Learn how to structure your answers: Using the S.T.A.R. format can help you to simply structure your answers, making sure your reply covers the necessary information and shows you in a good light. Then all that is left is cutting out the common mistakes
On GradJobs: Answering interview questions about your weaknesses
There are many reasons for an employer to ask you about your weaknesses, one is to see if you learn from your mistakes and how you have dealt with certain obstacles in the past. They will also be trying to check your personality traits. If, by pointing out where you can improve, you are motivated to get better and better, then you paint yourself as the perfect candidate.
Some interviewers will purely be trying to catch you off guard and find out a real flaw. If, without a scripted answer to fall back on, you blurt out a weakness that threatens how well you can perform the job, they’ll draw a line through your name and cut down the pool of candidates.
When you’re asked what your greatest weakness is, there a few ways you can respond. A simple but potentially risky solution is to mention skills that you don’t think are crucial for the position. Another option you have is picking out skills that you can say you are making an effort to improve upon.
As a final option, you can try to cleverly turn their negative question into a positive answer. This involves admitting a flaw (although it is important that you don’t actually call it a flaw yourself) and then describing how this actually makes you a better employee, because you are aware of it and use it to your advantage. Speaking in positive language, you can turn your answer to this question into another demonstration of why you fit the bill!

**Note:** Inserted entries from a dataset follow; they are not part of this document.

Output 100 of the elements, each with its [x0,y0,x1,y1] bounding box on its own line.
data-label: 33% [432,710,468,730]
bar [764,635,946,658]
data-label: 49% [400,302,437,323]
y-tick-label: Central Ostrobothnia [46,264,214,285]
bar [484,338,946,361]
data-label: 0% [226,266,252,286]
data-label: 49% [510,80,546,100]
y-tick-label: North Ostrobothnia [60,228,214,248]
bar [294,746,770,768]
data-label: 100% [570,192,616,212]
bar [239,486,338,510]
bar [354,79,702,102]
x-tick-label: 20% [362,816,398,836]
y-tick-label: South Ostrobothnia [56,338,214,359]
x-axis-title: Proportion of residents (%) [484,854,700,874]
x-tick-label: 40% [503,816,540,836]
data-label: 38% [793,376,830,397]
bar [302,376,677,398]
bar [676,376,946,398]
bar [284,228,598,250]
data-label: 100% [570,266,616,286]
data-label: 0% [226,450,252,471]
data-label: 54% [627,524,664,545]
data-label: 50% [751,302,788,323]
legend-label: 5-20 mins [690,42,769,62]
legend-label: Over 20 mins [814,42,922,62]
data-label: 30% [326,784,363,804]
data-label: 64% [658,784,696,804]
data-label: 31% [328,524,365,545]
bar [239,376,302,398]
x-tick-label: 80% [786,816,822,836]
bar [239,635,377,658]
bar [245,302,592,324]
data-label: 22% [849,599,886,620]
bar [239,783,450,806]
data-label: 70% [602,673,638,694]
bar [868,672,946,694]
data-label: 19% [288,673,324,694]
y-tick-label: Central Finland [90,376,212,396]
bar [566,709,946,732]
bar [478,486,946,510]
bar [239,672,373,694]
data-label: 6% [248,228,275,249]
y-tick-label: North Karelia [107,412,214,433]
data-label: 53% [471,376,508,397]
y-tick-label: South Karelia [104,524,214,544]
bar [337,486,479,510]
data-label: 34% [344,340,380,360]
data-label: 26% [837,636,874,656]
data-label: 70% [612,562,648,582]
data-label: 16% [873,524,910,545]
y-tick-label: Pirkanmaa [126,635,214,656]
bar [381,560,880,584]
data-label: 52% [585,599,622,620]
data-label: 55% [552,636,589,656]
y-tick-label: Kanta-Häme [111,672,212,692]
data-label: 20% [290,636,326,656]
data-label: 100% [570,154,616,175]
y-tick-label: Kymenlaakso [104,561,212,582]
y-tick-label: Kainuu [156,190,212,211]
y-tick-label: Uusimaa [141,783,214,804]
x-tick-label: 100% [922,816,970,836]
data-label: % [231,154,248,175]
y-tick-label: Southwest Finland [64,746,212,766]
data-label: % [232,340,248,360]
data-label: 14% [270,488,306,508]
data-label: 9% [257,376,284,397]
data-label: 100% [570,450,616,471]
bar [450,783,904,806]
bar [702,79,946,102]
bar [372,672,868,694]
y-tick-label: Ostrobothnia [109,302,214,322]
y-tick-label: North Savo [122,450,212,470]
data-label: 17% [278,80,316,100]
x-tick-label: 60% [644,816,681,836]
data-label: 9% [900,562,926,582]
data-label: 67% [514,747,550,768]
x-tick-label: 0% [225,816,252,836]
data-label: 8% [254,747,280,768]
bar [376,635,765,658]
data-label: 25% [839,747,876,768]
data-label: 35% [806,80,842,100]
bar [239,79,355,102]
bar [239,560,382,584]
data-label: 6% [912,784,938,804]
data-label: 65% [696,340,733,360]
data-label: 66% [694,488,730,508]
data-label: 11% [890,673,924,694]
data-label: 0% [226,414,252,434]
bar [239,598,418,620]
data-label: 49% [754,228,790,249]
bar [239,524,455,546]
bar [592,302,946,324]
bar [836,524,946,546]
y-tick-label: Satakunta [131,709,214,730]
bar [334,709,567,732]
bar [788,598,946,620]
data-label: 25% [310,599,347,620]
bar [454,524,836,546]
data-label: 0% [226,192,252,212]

On Grad Diary: Preparing for your law interview
Research is as important as ever: Research the company (and industry!) – You need to stand out from everybody else and you can do this by flaunting an unbeatable enthusiasm for and knowledge of the company and wider industry.
Make sure you research the company and role you’re applying for thoroughly and understand the services they provide. You should also dedicate time to researching their competitors. This insight could be invaluable in an interview situation if you are asked about why you have applied to this company instead of others.
Learn the relevant competencies: Make sure that you understand the types of competencies that are likely to be explored at interview.
Some competences can be vague and it will be up to you to figure out what exactly the employer is looking for. For example ‘good communication skills’ will mean something different for a position in a law firm than it would for a customer service assistant (TIP: In the legal profession this will be testing your ability to communicate complex legal analysis simply and concisely).